Svoboda helped distribute bags of rice, marked "Gift from the Czech Republic", to several families in the "Cot Madi" camp, where they have been living after their houses and family members were overwhelmed by the giant waves.
The visit to Aceh by Svoboda, accompanied by Indonesia's Coordinating Minister for Social Welfare, Alwi Shihab, also included different projects supported by the Czech Government and by NGOs in Banda Aceh as well as in Meulaboh, a devastated town on Aceh's West Coast which is only accessible by helicopter.
"We look forward to a continued response from donors, especially now that the plight of the tsunami victims is fading from the international limelight, when in fact the recovery is still far from over," Toyota added.
Immediately following the tsunami disaster, WFP rapidly mobilized a substantial response, launching a US$185 million appeal to provide food assistance for six months to two million people in the affected countries, including Sri Lanka, Indonesia and the Maldives.
Indonesia's portion of the regional emergency operation is valued at US$102 million to feed up to one million people. This emergency operation is supported by three Special Operations (SOs) valued at US$72 million, of which a substantial amount is for covering needs in Indonesia. Through these SOs, WFP provides the transport required to move food to the affected areas.

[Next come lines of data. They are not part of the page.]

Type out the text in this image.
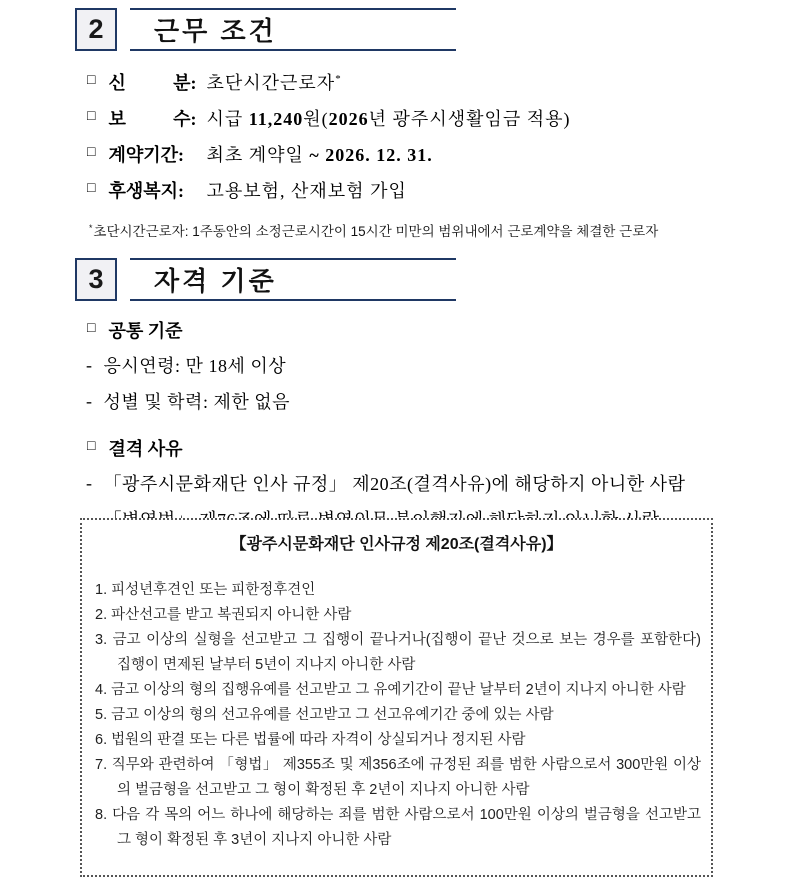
2	근무 조건
□ 신 분: 초단시간근로자*
□ 보 수: 시급 11,240원(2026년 광주시생활임금 적용)
□ 계약기간:	최초 계약일 ~ 2026. 12. 31.
□ 후생복지:	고용보험, 산재보험 가입

*초단시간근로자: 1주동안의 소정근로시간이 15시간 미만의 범위내에서 근로계약을 체결한 근로자

3	자격 기준
□ 공통 기준
- 응시연령: 만 18세 이상
- 성별 및 학력: 제한 없음
□ 결격 사유
- 「광주시문화재단 인사 규정」 제20조(결격사유)에 해당하지 아니한 사람
【광주시문화재단 인사규정 제20조(결격사유)】
1. 피성년후견인 또는 피한정후견인
2. 파산선고를 받고 복권되지 아니한 사람
3. 금고 이상의 실형을 선고받고 그 집행이 끝나거나(집행이 끝난 것으로 보는 경우를 포함한다) 집행이 면제된 날부터 5년이 지나지 아니한 사람
4. 금고 이상의 형의 집행유예를 선고받고 그 유예기간이 끝난 날부터 2년이 지나지 아니한 사람
5. 금고 이상의 형의 선고유예를 선고받고 그 선고유예기간 중에 있는 사람
6. 법원의 판결 또는 다른 법률에 따라 자격이 상실되거나 정지된 사람
7. 직무와 관련하여 「형법」 제355조 및 제356조에 규정된 죄를 범한 사람으로서 300만원 이상의 벌금형을 선고받고 그 형이 확정된 후 2년이 지나지 아니한 사람
8. 다음 각 목의 어느 하나에 해당하는 죄를 범한 사람으로서 100만원 이상의 벌금형을 선고받고 그 형이 확정된 후 3년이 지나지 아니한 사람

In addition, the SOs provide inter-agency services, notably, logistical coordination through the United Nations Joint Logistics Centre (UNJLC), regional air support through United Nations Humanitarian Air Service (UNHAS) and telecommunications services.
WFP estimates that up to 790,000 people in the affected provinces of Indonesia require emergency food aid. In the first week of March, WFP has already provided over 15,000 tons of food commodities to assist over 510,000 people. Beneficiaries receive a monthly ration of rice, fortified noodles, biscuits, canned fish and vegetable oil. The combined value of WFP's appeal to the tsunami affected region is US$256 million.
WFP is the world's largest humanitarian agency; each year, WFP provides food aid to an average of 90 million people, including 56 million hungry children, in more than 80 countries.